Drawing reclaims its place in art  

The exhibition also marks a return of drawing to AGWA, which has taken a back seat to more modern media in recent years.

Large square artwork with grey and black checks and a white bubble with the word No. inside it.

Don’t Mind If I Do, 2024, by Anna Park.(Supplied: Anna Park and BLUM, photography by Genevieve Hanson)

“There’s still this hierarchy of mediums as much as we pretend that there isn’t, and painting takes top spot,” Ciesla said.

“But there really has been a renewed interest in drawing, I would say, globally.

“[Drawing] has an immediacy to it that I think really translates emotion and biographical information in this really physical way that other mediums don’t do.

“It has such an intimacy to it because there’s very little distance between the artist’s hand and the work itself.”

Charcoal drawing with text, wishing you well and four panels like a comic strip

Wishing You Well, 2024, by Anna Park.(Supplied: Anna Park and BLUM, photography by Genevieve Hanson)

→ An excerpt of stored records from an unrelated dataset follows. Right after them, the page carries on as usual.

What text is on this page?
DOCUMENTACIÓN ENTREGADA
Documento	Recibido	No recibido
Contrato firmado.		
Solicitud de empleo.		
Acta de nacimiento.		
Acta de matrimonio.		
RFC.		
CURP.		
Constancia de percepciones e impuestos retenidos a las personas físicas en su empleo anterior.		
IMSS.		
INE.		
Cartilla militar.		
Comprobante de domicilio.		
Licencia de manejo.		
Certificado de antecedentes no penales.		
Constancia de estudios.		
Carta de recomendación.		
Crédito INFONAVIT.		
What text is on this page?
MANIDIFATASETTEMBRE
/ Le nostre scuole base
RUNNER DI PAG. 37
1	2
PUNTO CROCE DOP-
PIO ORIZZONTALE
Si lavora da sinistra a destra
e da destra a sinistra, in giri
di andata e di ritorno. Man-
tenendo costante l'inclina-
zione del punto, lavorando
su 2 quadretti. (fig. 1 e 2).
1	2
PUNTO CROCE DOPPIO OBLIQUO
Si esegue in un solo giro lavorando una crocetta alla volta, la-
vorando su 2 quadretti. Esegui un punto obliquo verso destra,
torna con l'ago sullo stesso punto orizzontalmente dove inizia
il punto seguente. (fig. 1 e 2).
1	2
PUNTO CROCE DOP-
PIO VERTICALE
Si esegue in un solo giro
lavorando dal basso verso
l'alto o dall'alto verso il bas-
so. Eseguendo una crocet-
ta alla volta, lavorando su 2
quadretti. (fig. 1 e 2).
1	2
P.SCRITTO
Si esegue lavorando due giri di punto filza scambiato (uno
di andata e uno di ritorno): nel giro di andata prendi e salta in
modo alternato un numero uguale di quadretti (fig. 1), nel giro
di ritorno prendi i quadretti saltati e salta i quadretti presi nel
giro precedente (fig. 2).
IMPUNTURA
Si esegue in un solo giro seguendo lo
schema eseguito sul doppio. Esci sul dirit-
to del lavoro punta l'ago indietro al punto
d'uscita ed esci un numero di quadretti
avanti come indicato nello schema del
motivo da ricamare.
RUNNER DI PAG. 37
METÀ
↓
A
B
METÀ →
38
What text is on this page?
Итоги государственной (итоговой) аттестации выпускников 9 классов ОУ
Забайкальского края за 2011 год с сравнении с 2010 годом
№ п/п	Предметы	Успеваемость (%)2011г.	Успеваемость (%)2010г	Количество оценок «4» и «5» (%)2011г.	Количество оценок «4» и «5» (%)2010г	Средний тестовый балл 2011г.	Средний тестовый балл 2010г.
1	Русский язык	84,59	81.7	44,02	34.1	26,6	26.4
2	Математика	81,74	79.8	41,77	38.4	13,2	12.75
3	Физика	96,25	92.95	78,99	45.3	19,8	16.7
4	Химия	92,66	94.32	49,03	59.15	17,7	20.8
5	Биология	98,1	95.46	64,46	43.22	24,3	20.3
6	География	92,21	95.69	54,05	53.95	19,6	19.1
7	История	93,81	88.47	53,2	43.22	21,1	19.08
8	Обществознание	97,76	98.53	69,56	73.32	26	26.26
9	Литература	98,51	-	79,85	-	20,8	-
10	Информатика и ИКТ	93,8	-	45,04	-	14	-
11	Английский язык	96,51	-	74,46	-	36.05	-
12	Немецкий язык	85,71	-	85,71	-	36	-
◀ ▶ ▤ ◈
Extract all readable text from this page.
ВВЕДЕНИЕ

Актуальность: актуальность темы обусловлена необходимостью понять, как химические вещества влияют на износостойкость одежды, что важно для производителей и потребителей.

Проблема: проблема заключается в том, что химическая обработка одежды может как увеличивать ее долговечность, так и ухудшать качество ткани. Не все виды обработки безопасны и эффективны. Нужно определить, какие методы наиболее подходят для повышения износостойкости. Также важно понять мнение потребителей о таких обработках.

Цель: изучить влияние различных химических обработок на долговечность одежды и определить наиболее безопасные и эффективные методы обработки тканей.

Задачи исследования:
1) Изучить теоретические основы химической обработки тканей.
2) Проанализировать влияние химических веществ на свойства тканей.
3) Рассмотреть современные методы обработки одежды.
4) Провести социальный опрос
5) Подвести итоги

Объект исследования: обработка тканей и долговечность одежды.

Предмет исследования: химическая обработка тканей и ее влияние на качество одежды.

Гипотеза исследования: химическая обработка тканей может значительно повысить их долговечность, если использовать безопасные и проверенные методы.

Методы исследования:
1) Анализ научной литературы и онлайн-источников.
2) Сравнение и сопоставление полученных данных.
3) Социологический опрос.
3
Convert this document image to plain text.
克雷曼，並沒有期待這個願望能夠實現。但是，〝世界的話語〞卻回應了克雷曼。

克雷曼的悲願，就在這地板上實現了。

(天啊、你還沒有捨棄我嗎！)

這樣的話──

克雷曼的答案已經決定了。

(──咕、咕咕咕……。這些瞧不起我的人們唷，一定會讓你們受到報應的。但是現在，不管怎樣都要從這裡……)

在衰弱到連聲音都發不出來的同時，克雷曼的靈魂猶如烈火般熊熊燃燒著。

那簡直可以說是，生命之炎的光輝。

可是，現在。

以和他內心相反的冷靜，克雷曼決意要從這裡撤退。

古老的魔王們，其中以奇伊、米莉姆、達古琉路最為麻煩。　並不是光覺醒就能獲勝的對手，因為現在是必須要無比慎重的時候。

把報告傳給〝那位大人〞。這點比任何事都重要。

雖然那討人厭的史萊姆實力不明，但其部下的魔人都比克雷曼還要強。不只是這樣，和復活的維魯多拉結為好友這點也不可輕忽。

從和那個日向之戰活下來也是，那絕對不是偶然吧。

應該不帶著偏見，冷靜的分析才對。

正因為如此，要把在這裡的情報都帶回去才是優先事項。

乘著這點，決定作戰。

For Park, the call from Ciesla in October last year was an unexpected surprise.

“I was so excited. I mean, this is my first time in Australia and I never would have imagined I would be showing here in Perth.

“I was just really grateful to be able to have this opportunity to share work with the audience that I don’t think I would have ever been able to share it with before.”

After this, it’s back to Brooklyn and an artist’s life in New York.

“[Life] is just puttering around in the studio, going to see a lot of art, spending time with friends.

“It’s fairly non-eventful in a lot of ways. Most of the time my happy place is in the studio.”